Rockford Public Library Executive Director Lynn Stainbrook said before the RFQ was issued, her nephew, who works for Hendricks Holding Co., of Beloit, put her in touch with the company’s head of development about how to initiate things.
“I was using the network of people I knew to get some help on a topic I didn’t know much about,” she said. “They suggested it should be an RFQ.”
Stainbrook said the board opted for an RFQ instead of a request for proposal (RFP) because an RFP can limit what the development can be.
“The idea is to let developers do what developers do,” she said. “It’s best to let them figure out how to use the property and what can best be done with the property. An RFQ offers a lot of options.”
Stainbrook said she took the advice–free consulting–from Hendricks because the company was not interested in the project. She said the board reached out to two Chicagoland developers who expressed no desire to take it on.
Stainbrook added that the aim was to keep historic 227 N. Wyman until Bush presented leaders with an analysis that showed it is not structurally sound. She said local developers have had more than a decade to come to the table with plans, including after the RFQ was published in local newspapers.
“I can’t believe they didn’t know,” she said.
Library officials announced in 2016 that the building at 227 N. Wyman would be demolished and the property used for a staging area for environmental cleanup under the existing library. Plans to build a new mixed-use building at that address were not part of that announcement.

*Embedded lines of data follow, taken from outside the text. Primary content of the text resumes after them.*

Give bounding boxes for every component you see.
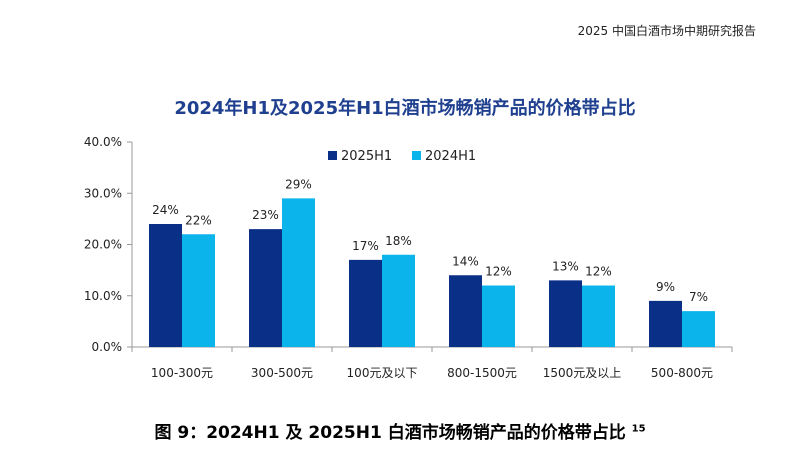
data-label: 23% xyxy=(252,208,279,222)
bar-2025H1-5 xyxy=(649,300,682,347)
chart-title: 2024年H1及2025年H1白酒市场畅销产品的价格带占比 xyxy=(174,97,635,119)
bar-2025H1-4 xyxy=(549,280,582,347)
legend: 2025H1 2024H1 xyxy=(328,149,476,164)
bar-2024H1-5 xyxy=(682,311,715,347)
caption-footnote: 15 xyxy=(631,423,646,435)
y-tick-label: 30.0% xyxy=(84,186,122,200)
legend-label: 2024H1 xyxy=(425,149,476,164)
y-axis: 0.0% 10.0% 20.0% 30.0% 40.0% xyxy=(84,135,133,354)
bar-2025H1-3 xyxy=(449,275,482,347)
data-label: 13% xyxy=(552,259,579,273)
data-label: 9% xyxy=(656,280,675,294)
data-label: 22% xyxy=(185,213,212,227)
x-axis: 100-300元 300-500元 100元及以下 800-1500元 1500元及以上… xyxy=(131,346,733,380)
bar-2025H1-1 xyxy=(249,229,282,347)
data-label: 24% xyxy=(152,203,179,217)
report-header: 2025 中国白酒市场中期研究报告 xyxy=(577,24,756,38)
y-tick-label: 40.0% xyxy=(84,135,122,149)
data-label: 17% xyxy=(352,239,379,253)
data-label: 7% xyxy=(689,290,708,304)
bar-2025H1-0 xyxy=(149,224,182,347)
data-labels: 24% 22% 23% 29% 17% 18% 14% 12% 13% 12% 9% 7% xyxy=(152,177,708,304)
data-label: 18% xyxy=(385,234,412,248)
bar-2024H1-1 xyxy=(282,198,315,347)
bar-chart: 2024年H1及2025年H1白酒市场畅销产品的价格带占比 0.0% 10.0% 2… xyxy=(84,97,733,380)
data-label: 12% xyxy=(585,265,612,279)
caption-text: 图 9：2024H1 及 2025H1 白酒市场畅销产品的价格带占比 xyxy=(154,423,626,443)
bar-2024H1-3 xyxy=(482,285,515,347)
y-tick-label: 20.0% xyxy=(84,238,122,252)
y-tick-label: 10.0% xyxy=(84,289,122,303)
legend-label: 2025H1 xyxy=(341,149,392,164)
data-label: 14% xyxy=(452,254,479,268)
bar-2025H1-2 xyxy=(349,259,382,347)
bar-2024H1-0 xyxy=(182,234,215,347)
x-tick-label: 1500元及以上 xyxy=(543,366,622,380)
legend-swatch xyxy=(412,151,421,160)
legend-swatch xyxy=(328,151,337,160)
figure-caption: 图 9：2024H1 及 2025H1 白酒市场畅销产品的价格带占比 15 xyxy=(0,418,800,443)
x-tick-label: 800-1500元 xyxy=(447,366,517,380)
x-tick-label: 100元及以下 xyxy=(347,366,418,380)
data-label: 29% xyxy=(285,177,312,191)
bars xyxy=(149,198,715,347)
x-tick-label: 100-300元 xyxy=(151,366,213,380)
y-tick-label: 0.0% xyxy=(92,340,123,354)
bar-2024H1-4 xyxy=(582,285,615,347)
data-label: 12% xyxy=(485,265,512,279)
bar-2024H1-2 xyxy=(382,254,415,347)
x-tick-label: 500-800元 xyxy=(651,366,713,380)
x-tick-label: 300-500元 xyxy=(251,366,313,380)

Mayor Tom McNamara said Friday that the most qualified developer should be chosen to take on the project and that local companies should have been included in the process from the beginning.
“Our local folks are very good at what they do, and they should have, or should have had, the opportunity to respond, and the same opportunity to respond that any outside company had,” the mayor said. “I am actively looking at the process that they went through. If it was not a transparent process, if local folks didn’t get the same opportunity that a company from Iowa or California got, that’s a shame.”
Fern, whose company specializes in restoring historic buildings, said his fear is that 227 N. Wyman will be unnecessarily razed.
“That’s the second issue I have,” he said. “Over the years, the city of Rockford has lost dozens of buildings to emergency tear downs, fires and other things. We can’t allow another structure lost. Once historic buildings are gone, they are gone forever. They are not just buildings, they are economic drivers for our city.”
ComEd is paying to demolish the existing library and build a new, estimated $33 million facility in its place. The company is not paying for the development on the adjacent property, however.
According to last Monday’s presentation, Bush would partner with Endberg Anderson Architects, of Milwaukee, and Rockford’s Gary W. Anderson Architects, which is set to receive $1.1 million on the new library, according to draft copy of a contract.
Library Board Chairman Paul Logli told the Rockford Register Star Friday that the board has not signed a contract with Bush on the mixed-use component and that it has agreed to allow Rockford aldermen to help decide the matter.
Rockford Ald. Kevin Frost, R-4, said he is in favor of examining why there was only one response to the RFQ.
“I hope they take a look at other options,” Frost said. “They need feedback from more than just one developer. I talked to two local guys who knew nothing about it.”
Logli added in the Register Star report that the board is open to working alongside City Hall to discuss the project with other developers. Sources told the Times Tuesday that a meeting with at least one local company is in the works. R.